St Monica's RC High School was formed when two schools; St Joseph's RC High School, Whitefield and St Peter's RC High School, Prestwich, amalgamated and settled on the former St Peter's site on Bury Old Road. The school opened on 1 September 1987.

During Pope John Paul II's visit to the United Kingdom in 1982 the school (St Peter's RC High School at the time) was used as the base for local authorities and members of the Pope's entourage. The Pope made his appearance in nearby Heaton Park making the school an ideal place to run the operations from.

The school achieved Beacon status in 2001, gained its specialist status as a language college in 2003, and became an applied learning college in 2011, before the closing of its sixth form centre in 2017 due to poor intake.

Previously a voluntary aided school administered by Bury Metropolitan Borough Council, in August 2020 St Monica's High School converted to academy status. The school is now sponsored by the St Teresa Of Calcutta Catholic Academy Trust.

In 1998, a pupil was forced to move schools after being bullied with violence and verbal abuse, whilst the student's mother accused the school of failing to deal with the situation properly. Headteacher at the time, Mr. Austin Campbell denied these claims against the school, claiming "the situation was dealt with properly and professionally throughout".
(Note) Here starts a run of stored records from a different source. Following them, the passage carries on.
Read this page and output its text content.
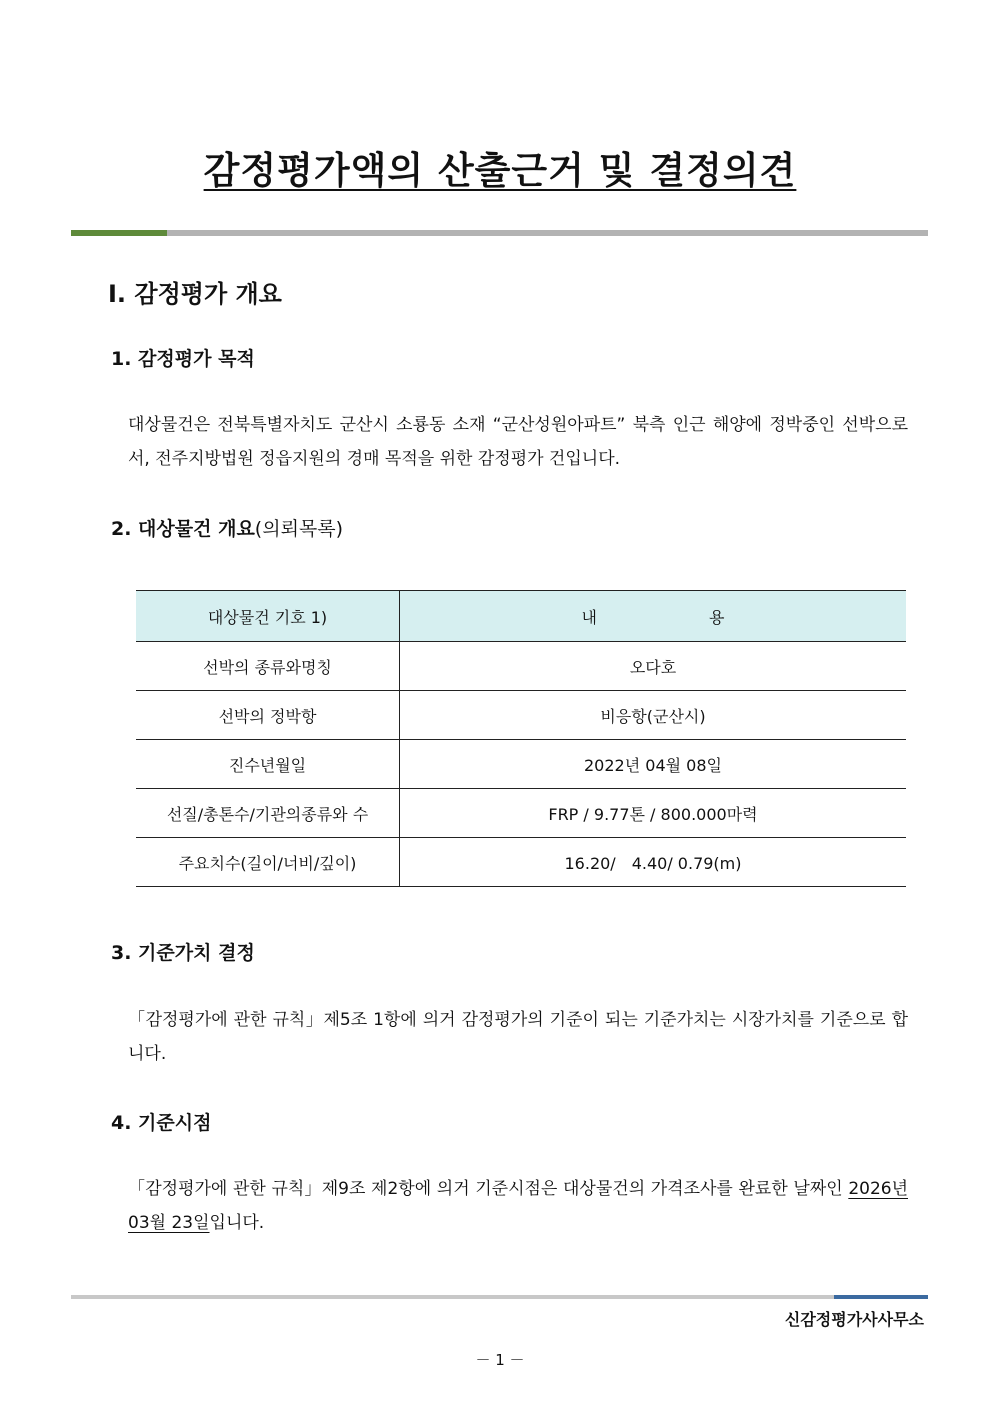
감정평가액의 산출근거 및 결정의견
Ⅰ. 감정평가 개요
1. 감정평가 목적
대상물건은 전북특별자치도 군산시 소룡동 소재 “군산성원아파트” 북측 인근 해양에 정박중인 선박으로서, 전주지방법원 정읍지원의 경매 목적을 위한 감정평가 건입니다.
2. 대상물건 개요(의뢰목록)
대상물건 기호 1)	내　　　　　　　용
선박의 종류와명칭	오다호
선박의 정박항	비응항(군산시)
진수년월일	2022년 04월 08일
선질/총톤수/기관의종류와 수	FRP / 9.77톤 / 800.000마력
주요치수(길이/너비/깊이)	16.20/　4.40/ 0.79(m)
3. 기준가치 결정
「감정평가에 관한 규칙」제5조 1항에 의거 감정평가의 기준이 되는 기준가치는 시장가치를 기준으로 합니다.
4. 기준시점
「감정평가에 관한 규칙」제9조 제2항에 의거 기준시점은 대상물건의 가격조사를 완료한 날짜인 2026년 03월 23일입니다.
신감정평가사사무소
－ 1 －
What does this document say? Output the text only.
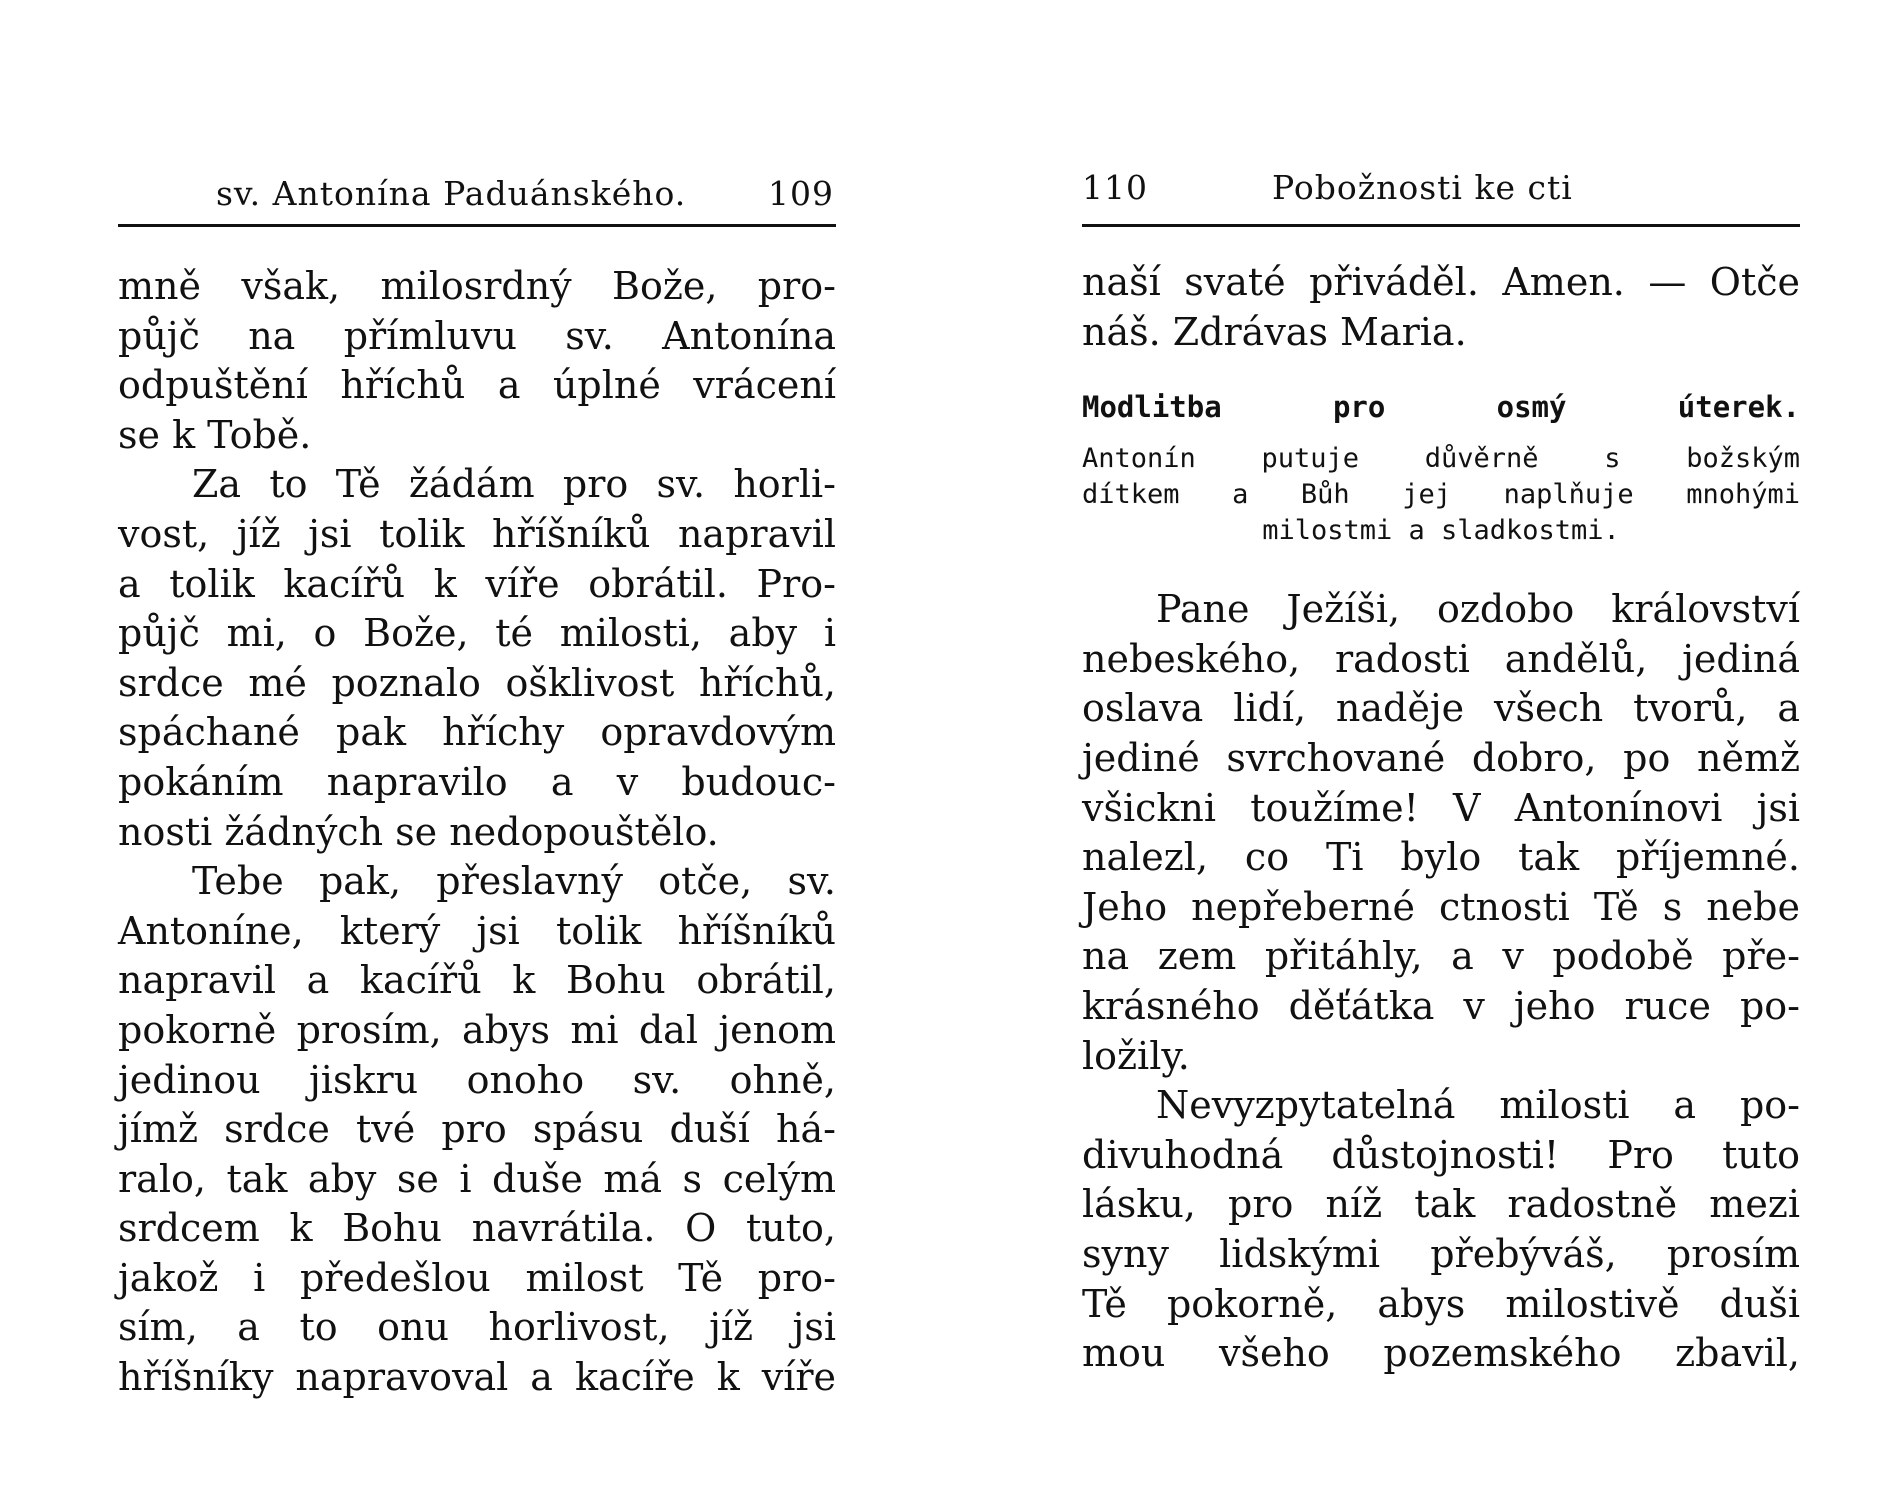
sv. Antonína Paduánského. 109
mně však, milosrdný Bože, pro-
půjč na přímluvu sv. Antonína
odpuštění hříchů a úplné vrácení
se k Tobě.
Za to Tě žádám pro sv. horli-
vost, jíž jsi tolik hříšníků napravil
a tolik kacířů k víře obrátil. Pro-
půjč mi, o Bože, té milosti, aby i
srdce mé poznalo ošklivost hříchů,
spáchané pak hříchy opravdovým
pokáním napravilo a v budouc-
nosti žádných se nedopouštělo.
Tebe pak, přeslavný otče, sv.
Antoníne, který jsi tolik hříšníků
napravil a kacířů k Bohu obrátil,
pokorně prosím, abys mi dal jenom
jedinou jiskru onoho sv. ohně,
jímž srdce tvé pro spásu duší há-
ralo, tak aby se i duše má s celým
srdcem k Bohu navrátila. O tuto,
jakož i předešlou milost Tě pro-
sím, a to onu horlivost, jíž jsi
hříšníky napravoval a kacíře k víře
110	Pobožnosti ke cti
naší svaté přiváděl. Amen. — Otče
náš. Zdrávas Maria.
Modlitba pro osmý úterek.
Antonín putuje důvěrně s božským
dítkem a Bůh jej naplňuje mnohými
milostmi a sladkostmi.
Pane Ježíši, ozdobo království
nebeského, radosti andělů, jediná
oslava lidí, naděje všech tvorů, a
jediné svrchované dobro, po němž
všickni toužíme! V Antonínovi jsi
nalezl, co Ti bylo tak příjemné.
Jeho nepřeberné ctnosti Tě s nebe
na zem přitáhly, a v podobě pře-
krásného děťátka v jeho ruce po-
ložily.
Nevyzpytatelná milosti a po-
divuhodná důstojnosti! Pro tuto
lásku, pro níž tak radostně mezi
syny lidskými přebýváš, prosím
Tě pokorně, abys milostivě duši
mou všeho pozemského zbavil,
In 1999, along with two other Bury Catholic high schools, St Monica's chose to ban an informational book for young people about sex and contraception. The school was accused of '"burying their heads in the sand"' by local youth workers.

In 2006, A St Monica's pupil; Carl Neill, was subject to an attack by a gang of up to 40 youths from Prestwich Community High School (now Prestwich Arts College) from which the pupil sustained multiple fractures to the face. The attack took place outside St Monica's and was believed to be an unprovoked assault as a result of a feud between the two schools. Due to the risk of revenge attacks, headteacher Frank McCarron was forced to hold assemblies urging students to refrain from retaliation. Two Prestwich Community High School students were arrested and later found guilty of the attack. The 17- and 15-year-old boys were each sentenced to six months in a young offenders institute.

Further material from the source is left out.